Gadis Minimarket awalnya ditulis dalam bahasa Jepang. Judul aslinya yaitu Konbini Ningen, kemudian diterjemahkan ke 36 bahasa, termasuk bahasa Indonesia. Di Jepang sendiri, Gadis Minimarket konon terjual lebih dari satu juta eksemplar dan di tahun 2016, novel ini diganjar Akutagawa Prize.
Gadis Minimarket menceritakan kehidupan Keiko Furukura, perempuan berusia 36 tahun yang menghabiskan setengah dari usianya untuk bekerja paruh waktu di sebuah minimarket.

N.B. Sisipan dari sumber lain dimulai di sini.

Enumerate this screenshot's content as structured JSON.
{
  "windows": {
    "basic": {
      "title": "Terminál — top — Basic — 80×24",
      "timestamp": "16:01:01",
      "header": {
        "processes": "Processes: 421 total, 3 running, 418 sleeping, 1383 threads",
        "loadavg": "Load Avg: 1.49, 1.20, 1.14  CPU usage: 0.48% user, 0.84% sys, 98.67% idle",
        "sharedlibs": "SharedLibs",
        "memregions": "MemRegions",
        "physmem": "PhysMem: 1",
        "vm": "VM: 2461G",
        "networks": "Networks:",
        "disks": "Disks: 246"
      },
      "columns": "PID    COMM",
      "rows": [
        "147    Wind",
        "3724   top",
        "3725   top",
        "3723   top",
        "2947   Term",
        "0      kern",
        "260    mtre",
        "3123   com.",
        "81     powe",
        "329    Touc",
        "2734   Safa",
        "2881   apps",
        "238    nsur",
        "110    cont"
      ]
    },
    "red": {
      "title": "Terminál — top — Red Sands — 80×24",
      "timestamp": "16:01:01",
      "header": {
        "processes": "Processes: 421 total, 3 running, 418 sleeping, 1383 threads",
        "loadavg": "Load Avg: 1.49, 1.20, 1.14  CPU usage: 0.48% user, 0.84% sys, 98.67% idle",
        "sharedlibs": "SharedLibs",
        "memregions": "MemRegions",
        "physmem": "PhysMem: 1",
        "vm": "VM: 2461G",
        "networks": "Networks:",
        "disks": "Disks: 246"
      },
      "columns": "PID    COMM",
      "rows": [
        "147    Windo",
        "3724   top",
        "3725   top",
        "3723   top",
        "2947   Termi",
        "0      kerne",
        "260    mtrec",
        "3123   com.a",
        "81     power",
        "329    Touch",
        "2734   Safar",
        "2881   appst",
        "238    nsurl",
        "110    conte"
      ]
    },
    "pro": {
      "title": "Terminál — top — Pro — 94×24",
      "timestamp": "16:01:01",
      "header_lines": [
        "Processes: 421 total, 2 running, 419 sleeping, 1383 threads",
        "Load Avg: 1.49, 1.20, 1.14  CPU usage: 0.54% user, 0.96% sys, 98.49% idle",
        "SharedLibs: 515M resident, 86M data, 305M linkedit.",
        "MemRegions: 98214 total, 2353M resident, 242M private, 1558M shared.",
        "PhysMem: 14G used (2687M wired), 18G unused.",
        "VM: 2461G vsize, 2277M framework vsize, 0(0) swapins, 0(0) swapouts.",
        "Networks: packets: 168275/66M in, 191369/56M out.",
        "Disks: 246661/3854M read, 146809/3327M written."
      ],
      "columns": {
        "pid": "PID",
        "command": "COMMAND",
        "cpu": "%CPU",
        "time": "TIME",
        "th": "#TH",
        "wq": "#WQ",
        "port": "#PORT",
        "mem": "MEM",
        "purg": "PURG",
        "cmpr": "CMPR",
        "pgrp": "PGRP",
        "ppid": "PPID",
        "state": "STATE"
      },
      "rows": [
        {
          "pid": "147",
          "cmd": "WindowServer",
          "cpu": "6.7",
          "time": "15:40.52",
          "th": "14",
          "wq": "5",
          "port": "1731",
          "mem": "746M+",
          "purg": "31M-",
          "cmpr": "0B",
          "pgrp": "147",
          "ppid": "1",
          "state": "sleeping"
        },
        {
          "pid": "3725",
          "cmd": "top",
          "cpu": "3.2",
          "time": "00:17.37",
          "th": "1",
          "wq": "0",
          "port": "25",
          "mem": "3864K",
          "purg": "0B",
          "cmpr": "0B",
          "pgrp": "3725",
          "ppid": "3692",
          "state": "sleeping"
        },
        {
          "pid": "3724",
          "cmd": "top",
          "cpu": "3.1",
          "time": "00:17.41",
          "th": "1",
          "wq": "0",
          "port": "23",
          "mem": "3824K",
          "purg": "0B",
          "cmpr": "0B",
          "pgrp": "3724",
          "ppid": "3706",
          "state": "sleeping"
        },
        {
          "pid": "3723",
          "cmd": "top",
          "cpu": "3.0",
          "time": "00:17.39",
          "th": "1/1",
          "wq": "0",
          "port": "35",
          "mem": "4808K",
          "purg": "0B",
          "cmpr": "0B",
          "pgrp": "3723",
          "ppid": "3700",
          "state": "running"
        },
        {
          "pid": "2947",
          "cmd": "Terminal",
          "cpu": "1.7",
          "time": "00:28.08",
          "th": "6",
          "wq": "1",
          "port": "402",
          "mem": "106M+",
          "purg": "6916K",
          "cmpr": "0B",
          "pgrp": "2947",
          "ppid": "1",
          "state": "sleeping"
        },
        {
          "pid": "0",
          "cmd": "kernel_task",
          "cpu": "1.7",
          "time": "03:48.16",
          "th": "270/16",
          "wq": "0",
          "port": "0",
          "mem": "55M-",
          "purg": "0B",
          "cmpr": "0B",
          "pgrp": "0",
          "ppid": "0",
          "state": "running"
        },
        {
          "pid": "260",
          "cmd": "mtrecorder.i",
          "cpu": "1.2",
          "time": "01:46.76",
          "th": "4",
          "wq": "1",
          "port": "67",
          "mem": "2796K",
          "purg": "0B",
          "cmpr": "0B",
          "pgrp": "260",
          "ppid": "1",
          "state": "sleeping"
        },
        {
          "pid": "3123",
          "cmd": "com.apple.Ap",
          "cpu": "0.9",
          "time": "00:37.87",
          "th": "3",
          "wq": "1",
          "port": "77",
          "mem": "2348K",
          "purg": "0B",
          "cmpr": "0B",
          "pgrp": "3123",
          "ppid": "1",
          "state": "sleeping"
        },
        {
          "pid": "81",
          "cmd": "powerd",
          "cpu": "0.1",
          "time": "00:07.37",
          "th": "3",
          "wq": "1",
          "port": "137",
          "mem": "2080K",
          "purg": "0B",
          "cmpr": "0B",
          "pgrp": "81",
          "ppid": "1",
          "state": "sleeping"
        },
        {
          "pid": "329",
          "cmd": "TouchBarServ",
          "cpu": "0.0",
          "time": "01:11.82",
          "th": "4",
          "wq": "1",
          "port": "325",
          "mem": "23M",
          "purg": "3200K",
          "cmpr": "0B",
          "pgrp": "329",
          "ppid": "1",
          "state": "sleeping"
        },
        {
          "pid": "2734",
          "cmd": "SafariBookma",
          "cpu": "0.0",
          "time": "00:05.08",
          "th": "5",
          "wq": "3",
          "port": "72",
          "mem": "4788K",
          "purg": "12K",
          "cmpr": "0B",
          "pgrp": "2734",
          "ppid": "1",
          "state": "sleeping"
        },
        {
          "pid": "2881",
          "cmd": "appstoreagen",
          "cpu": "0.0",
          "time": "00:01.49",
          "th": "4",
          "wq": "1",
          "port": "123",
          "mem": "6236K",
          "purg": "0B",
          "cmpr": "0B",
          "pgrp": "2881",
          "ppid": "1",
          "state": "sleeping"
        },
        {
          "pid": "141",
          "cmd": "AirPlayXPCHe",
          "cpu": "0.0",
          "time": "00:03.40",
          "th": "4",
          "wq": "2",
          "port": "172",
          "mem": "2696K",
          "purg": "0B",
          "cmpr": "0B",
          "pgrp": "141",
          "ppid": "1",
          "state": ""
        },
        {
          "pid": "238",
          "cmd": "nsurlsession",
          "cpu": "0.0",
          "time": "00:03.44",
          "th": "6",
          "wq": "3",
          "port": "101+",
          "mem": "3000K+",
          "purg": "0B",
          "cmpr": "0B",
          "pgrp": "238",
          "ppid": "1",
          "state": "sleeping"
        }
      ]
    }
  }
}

Bagi orang-orang, Keiko dianggap aneh: kenapa mau dan suka hati menghabiskan waktu selama 18 tahun untuk “hanya” bekerja paruh waktu? Padahal Keiko lulusan perguruan tinggi, padahal kesempatan untuk mendapatkan pekerjaan tetap, terbuka buat dia.
Keiko semakin dianggap aneh, karena di usia kepala tiga akhir, dia belum menikah atau tepatnya tidak menikah. Pacar pun dia tidak punya. Walau begitu, Keiko bahagia dengan hidupnya. Dia merasa puas dengan kegiatan yang selama belasan tahun dia jalani. Dia tidak memikirkan lain-lain hal di luar zona nyamannya, di luar preferensinya. Namun, orang-orang justru meributkannya. Mereka mempertanyakan, menginterogasi, mengintimidasi, dan coba mengintervensi kehidupan pribadi Keiko. Dengan harapan, Keiko sembuh dari keanehannya dan bisa hidup “normal” seperti manusia lainnya.
Tokoh sentral lain dalam novel Gadis Minimarket ini adalah Shiraha, laki-laki yang juga berumur 30-an akhir. Sama seperti Keiko, Shiraha juga dijuluki sebagai orang aneh, karena perilakunya yang selalu tidak mainstream. Bedanya, sebagai pekerja paruh waktu di minimarket, dia jauh dari kata berdedikasi dan tanggung jawab. Pekerjaan utamanya adalah bermalas-malasan, mengeluh, dan memaki orang-orang sambil berkhayal bisa menikahi perempuan kaya raya.
Lewat novel ini, Sayaka Murata mengajukan gugatan: apa definisi normal itu? Bagaimana standar normal itu? Mengapa segala sesuatu yang kelihatan berbeda dengan kebanyakan orang, dianggap tidak normal? Sebenarnya, siapa yang menentukan, satu hal bisa dikatakan normal, sedang hal lain disebut abnormal? Kenapa ada orang-orang yang begitu diskriminatif tehadap orang lain yang dianggap “berbeda” padahal perbedaannya itu tidak merugikan dan bukan suatu kejahatan?
Gadis Minimarket memiliki alur cerita maju dan lurus. Konfliknya tidak kompleks. Akan tetapi, di dalam novel ini, terdapat banyak kritik sosial, kritik tehadap masyarakat modern. Topik dan kritik yang diangkat dalam novel ini, relatable dengan kehidupan di Indonesia. Mungkin, karena sama-sama orang Asia. Mungkin juga karena masyarakat Jepang hampir sama dengan masyarakat Indonesia yang menjadikan hal-hal pribadi atau hal-hal personal yang sesungguhnya tidak substansial atau tidak penting bagi orang lain, tapi malah jadi bahan sorotan dan konsumsi publik.
Yang menyenangkan adalah ending novel ini. Bikin lega. Saya tidak mau memberi tahu apa itu? Karena nanti, jatuhnya spoiler. Kelebihan lain, membaca novel ini, seperti tidak membaca novel terjemahan. Bahasanya enak, membumi, dan tidak kaku.